È il momento dei “sistemi”

Il comparto si caratterizza per un elevato tasso di innovazione, che tuttavia non sempre implica un innalzamento dei margini. E per aumentare i profitti le catene sperimentano con successo nuove modalità espositive

Il mercato dell’hair care si compone di diversi segmenti connotati da dinamiche specifiche anche se i produttori, soprattutto i leader, sempre più spesso adottano una logica di “piattaforma”, che parte da un concetto di funzione d’uso o di problema del capello e si declina poi in una gamma che prevede shampoo, doposhampoo e styling. Dai dati di mercato rilevati da Iri, la categoria shampoo ha sviluppato, nel corso del 2008, un giro d’affari di oltre 274 milioni di euro, con un andamento stabile sul totale, ma con dinamiche diverse nei segmenti che la compongono.

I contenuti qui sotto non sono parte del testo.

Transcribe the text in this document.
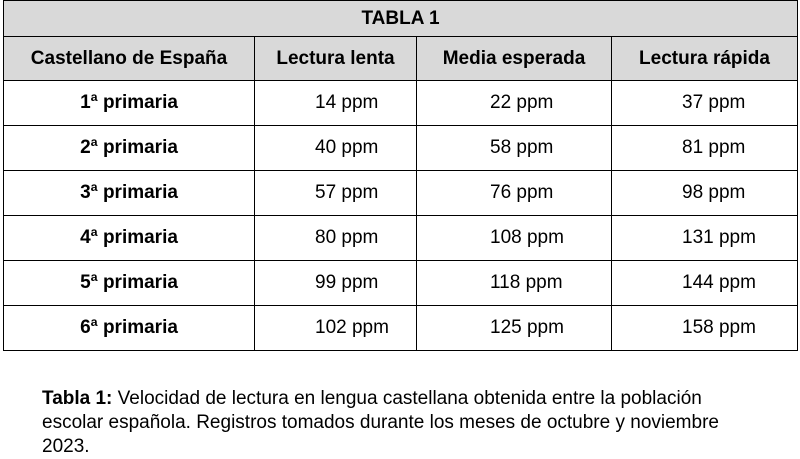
TABLA 1			
Castellano de España	Lectura lenta	Media esperada	Lectura rápida
1ª primaria	14 ppm	22 ppm	37 ppm
2ª primaria	40 ppm	58 ppm	81 ppm
3ª primaria	57 ppm	76 ppm	98 ppm
4ª primaria	80 ppm	108 ppm	131 ppm
5ª primaria	99 ppm	118 ppm	144 ppm
6ª primaria	102 ppm	125 ppm	158 ppm

Tabla 1: Velocidad de lectura en lengua castellana obtenida entre la población escolar española. Registros tomados durante los meses de octubre y noviembre 2023.
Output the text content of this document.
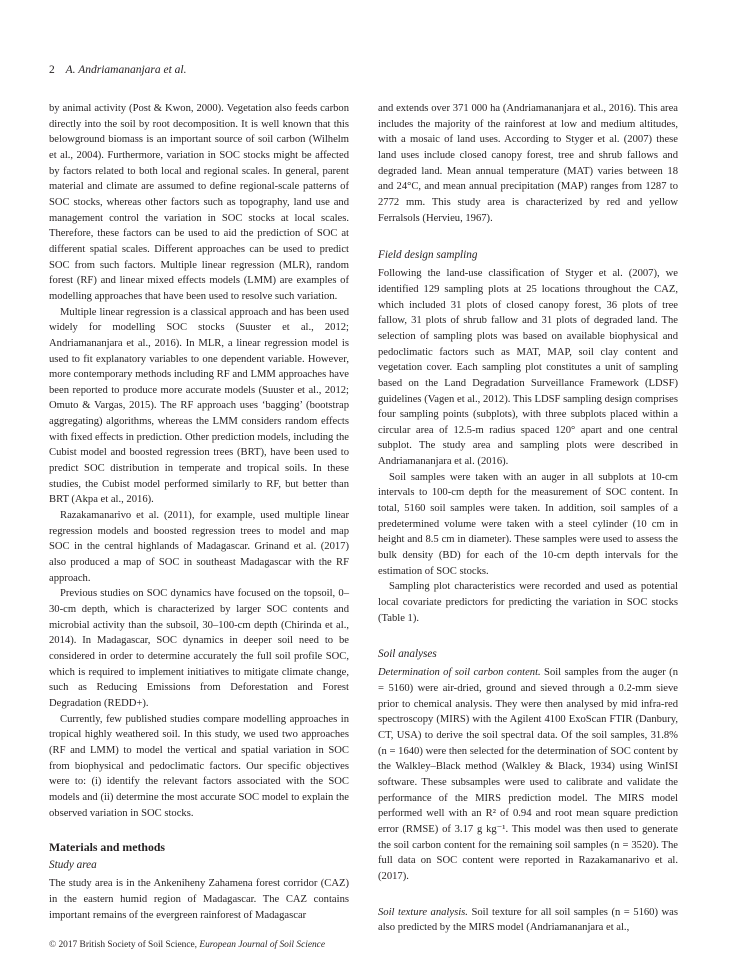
2 A. Andriamananjara et al.

by animal activity (Post & Kwon, 2000). Vegetation also feeds carbon directly into the soil by root decomposition. It is well known that this belowground biomass is an important source of soil carbon (Wilhelm et al., 2004). Furthermore, variation in SOC stocks might be affected by factors related to both local and regional scales. In general, parent material and climate are assumed to define regional-scale patterns of SOC stocks, whereas other factors such as topography, land use and management control the variation in SOC stocks at local scales. Therefore, these factors can be used to aid the prediction of SOC at different spatial scales. Different approaches can be used to predict SOC from such factors. Multiple linear regression (MLR), random forest (RF) and linear mixed effects models (LMM) are examples of modelling approaches that have been used to resolve such variation.

Multiple linear regression is a classical approach and has been used widely for modelling SOC stocks (Suuster et al., 2012; Andriamananjara et al., 2016). In MLR, a linear regression model is used to fit explanatory variables to one dependent variable. However, more contemporary methods including RF and LMM approaches have been reported to produce more accurate models (Suuster et al., 2012; Omuto & Vargas, 2015). The RF approach uses ‘bagging’ (bootstrap aggregating) algorithms, whereas the LMM considers random effects with fixed effects in prediction. Other prediction models, including the Cubist model and boosted regression trees (BRT), have been used to predict SOC distribution in temperate and tropical soils. In these studies, the Cubist model performed similarly to RF, but better than BRT (Akpa et al., 2016).

Razakamanarivo et al. (2011), for example, used multiple linear regression models and boosted regression trees to model and map SOC in the central highlands of Madagascar. Grinand et al. (2017) also produced a map of SOC in southeast Madagascar with the RF approach.

Previous studies on SOC dynamics have focused on the topsoil, 0–30-cm depth, which is characterized by larger SOC contents and microbial activity than the subsoil, 30–100-cm depth (Chirinda et al., 2014). In Madagascar, SOC dynamics in deeper soil need to be considered in order to determine accurately the full soil profile SOC, which is required to implement initiatives to mitigate climate change, such as Reducing Emissions from Deforestation and Forest Degradation (REDD+).

Currently, few published studies compare modelling approaches in tropical highly weathered soil. In this study, we used two approaches (RF and LMM) to model the vertical and spatial variation in SOC from biophysical and pedoclimatic factors. Our specific objectives were to: (i) identify the relevant factors associated with the SOC models and (ii) determine the most accurate SOC model to explain the observed variation in SOC stocks.

Materials and methods
Study area

The study area is in the Ankeniheny Zahamena forest corridor (CAZ) in the eastern humid region of Madagascar. The CAZ contains important remains of the evergreen rainforest of Madagascar

and extends over 371 000 ha (Andriamananjara et al., 2016). This area includes the majority of the rainforest at low and medium altitudes, with a mosaic of land uses. According to Styger et al. (2007) these land uses include closed canopy forest, tree and shrub fallows and degraded land. Mean annual temperature (MAT) varies between 18 and 24°C, and mean annual precipitation (MAP) ranges from 1287 to 2772 mm. This study area is characterized by red and yellow Ferralsols (Hervieu, 1967).

Field design sampling

Following the land-use classification of Styger et al. (2007), we identified 129 sampling plots at 25 locations throughout the CAZ, which included 31 plots of closed canopy forest, 36 plots of tree fallow, 31 plots of shrub fallow and 31 plots of degraded land. The selection of sampling plots was based on available biophysical and pedoclimatic factors such as MAT, MAP, soil clay content and vegetation cover. Each sampling plot constitutes a unit of sampling based on the Land Degradation Surveillance Framework (LDSF) guidelines (Vagen et al., 2012). This LDSF sampling design comprises four sampling points (subplots), with three subplots placed within a circular area of 12.5-m radius spaced 120° apart and one central subplot. The study area and sampling plots were described in Andriamananjara et al. (2016).

Soil samples were taken with an auger in all subplots at 10-cm intervals to 100-cm depth for the measurement of SOC content. In total, 5160 soil samples were taken. In addition, soil samples of a predetermined volume were taken with a steel cylinder (10 cm in height and 8.5 cm in diameter). These samples were used to assess the bulk density (BD) for each of the 10-cm depth intervals for the estimation of SOC stocks.

Sampling plot characteristics were recorded and used as potential local covariate predictors for predicting the variation in SOC stocks (Table 1).

Soil analyses

Determination of soil carbon content. Soil samples from the auger (n = 5160) were air-dried, ground and sieved through a 0.2-mm sieve prior to chemical analysis. They were then analysed by mid infra-red spectroscopy (MIRS) with the Agilent 4100 ExoScan FTIR (Danbury, CT, USA) to derive the soil spectral data. Of the soil samples, 31.8% (n = 1640) were then selected for the determination of SOC content by the Walkley–Black method (Walkley & Black, 1934) using WinISI software. These subsamples were used to calibrate and validate the performance of the MIRS prediction model. The MIRS model performed well with an R² of 0.94 and root mean square prediction error (RMSE) of 3.17 g kg⁻¹. This model was then used to generate the soil carbon content for the remaining soil samples (n = 3520). The full data on SOC content were reported in Razakamanarivo et al. (2017).

Soil texture analysis. Soil texture for all soil samples (n = 5160) was also predicted by the MIRS model (Andriamananjara et al.,

© 2017 British Society of Soil Science, European Journal of Soil Science
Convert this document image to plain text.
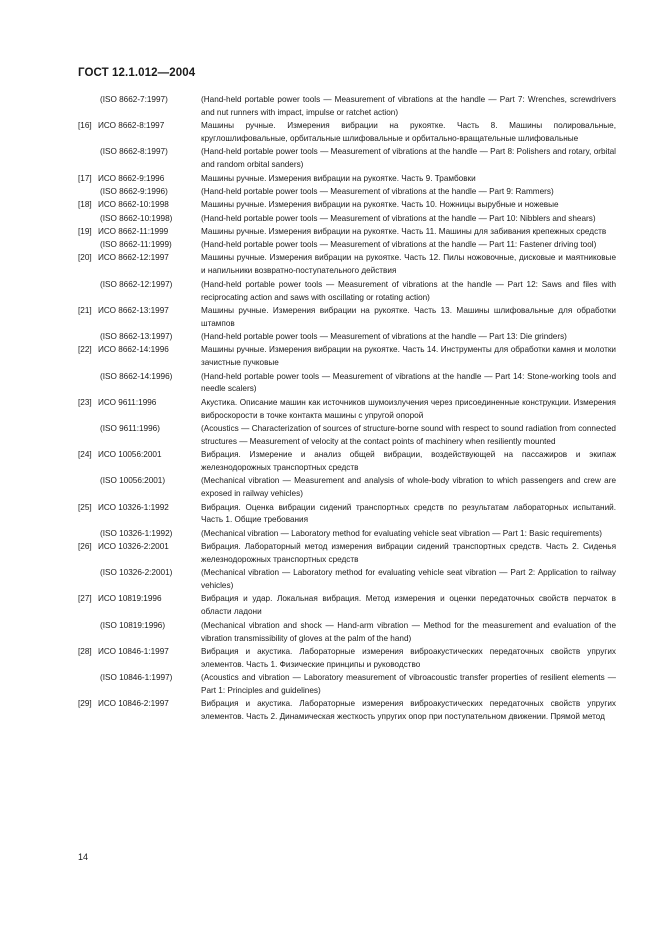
ГОСТ 12.1.012—2004
(ISO 8662-7:1997)	(Hand-held portable power tools — Measurement of vibrations at the handle — Part 7: Wrenches, screwdrivers and nut runners with impact, impulse or ratchet action)
[16] ИСО 8662-8:1997	Машины ручные. Измерения вибрации на рукоятке. Часть 8. Машины полировальные, круглошлифовальные, орбитальные шлифовальные и орбитально-вращательные шлифовальные
(ISO 8662-8:1997)	(Hand-held portable power tools — Measurement of vibrations at the handle — Part 8: Polishers and rotary, orbital and random orbital sanders)
[17] ИСО 8662-9:1996	Машины ручные. Измерения вибрации на рукоятке. Часть 9. Трамбовки
(ISO 8662-9:1996)	(Hand-held portable power tools — Measurement of vibrations at the handle — Part 9: Rammers)
[18] ИСО 8662-10:1998	Машины ручные. Измерения вибрации на рукоятке. Часть 10. Ножницы вырубные и ножевые
(ISO 8662-10:1998)	(Hand-held portable power tools — Measurement of vibrations at the handle — Part 10: Nibblers and shears)
[19] ИСО 8662-11:1999	Машины ручные. Измерения вибрации на рукоятке. Часть 11. Машины для забивания крепежных средств
(ISO 8662-11:1999)	(Hand-held portable power tools — Measurement of vibrations at the handle — Part 11: Fastener driving tool)
[20] ИСО 8662-12:1997	Машины ручные. Измерения вибрации на рукоятке. Часть 12. Пилы ножовочные, дисковые и маятниковые и напильники возвратно-поступательного действия
(ISO 8662-12:1997)	(Hand-held portable power tools — Measurement of vibrations at the handle — Part 12: Saws and files with reciprocating action and saws with oscillating or rotating action)
[21] ИСО 8662-13:1997	Машины ручные. Измерения вибрации на рукоятке. Часть 13. Машины шлифовальные для обработки штампов
(ISO 8662-13:1997)	(Hand-held portable power tools — Measurement of vibrations at the handle — Part 13: Die grinders)
[22] ИСО 8662-14:1996	Машины ручные. Измерения вибрации на рукоятке. Часть 14. Инструменты для обработки камня и молотки зачистные пучковые
(ISO 8662-14:1996)	(Hand-held portable power tools — Measurement of vibrations at the handle — Part 14: Stone-working tools and needle scalers)
[23] ИСО 9611:1996	Акустика. Описание машин как источников шумоизлучения через присоединенные конструкции. Измерения виброскорости в точке контакта машины с упругой опорой
(ISO 9611:1996)	(Acoustics — Characterization of sources of structure-borne sound with respect to sound radiation from connected structures — Measurement of velocity at the contact points of machinery when resiliently mounted
[24] ИСО 10056:2001	Вибрация. Измерение и анализ общей вибрации, воздействующей на пассажиров и экипаж железнодорожных транспортных средств
(ISO 10056:2001)	(Mechanical vibration — Measurement and analysis of whole-body vibration to which passengers and crew are exposed in railway vehicles)
[25] ИСО 10326-1:1992	Вибрация. Оценка вибрации сидений транспортных средств по результатам лабораторных испытаний. Часть 1. Общие требования
(ISO 10326-1:1992)	(Mechanical vibration — Laboratory method for evaluating vehicle seat vibration — Part 1: Basic requirements)
[26] ИСО 10326-2:2001	Вибрация. Лабораторный метод измерения вибрации сидений транспортных средств. Часть 2. Сиденья железнодорожных транспортных средств
(ISO 10326-2:2001)	(Mechanical vibration — Laboratory method for evaluating vehicle seat vibration — Part 2: Application to railway vehicles)
[27] ИСО 10819:1996	Вибрация и удар. Локальная вибрация. Метод измерения и оценки передаточных свойств перчаток в области ладони
(ISO 10819:1996)	(Mechanical vibration and shock — Hand-arm vibration — Method for the measurement and evaluation of the vibration transmissibility of gloves at the palm of the hand)
[28] ИСО 10846-1:1997	Вибрация и акустика. Лабораторные измерения виброакустических передаточных свойств упругих элементов. Часть 1. Физические принципы и руководство
(ISO 10846-1:1997)	(Acoustics and vibration — Laboratory measurement of vibroacoustic transfer properties of resilient elements — Part 1: Principles and guidelines)
[29] ИСО 10846-2:1997	Вибрация и акустика. Лабораторные измерения виброакустических передаточных свойств упругих элементов. Часть 2. Динамическая жесткость упругих опор при поступательном движении. Прямой метод
14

“Per quanto riguarda shampoo e balsamo si tratta - spiega Gaia Grassi, client solutions account manager di Iri - di mercati maturi che rallentano a volume e registrano a valore un +1,4% anno su anno. La differenza non è data tanto da un incremento dei prezzi, quanto da una rivisitazione del portafoglio, che ha portato a un ampliamento delle piattaforme di offerta ad alto valore aggiunto. Il segmento dei 2 in 1, che rappresenta poco più del 20% dei volumi complessivi, registra performance migliori della media, con una crescita dell’8,2% a volume e del 9,3% a valore. Tale fenomeno può essere spiegato dal lancio di alcuni prodotti da parte dei principali player, ma anche probabilmente dal discreto value for money che assicurano in un contesto macroeconomico di crisi”.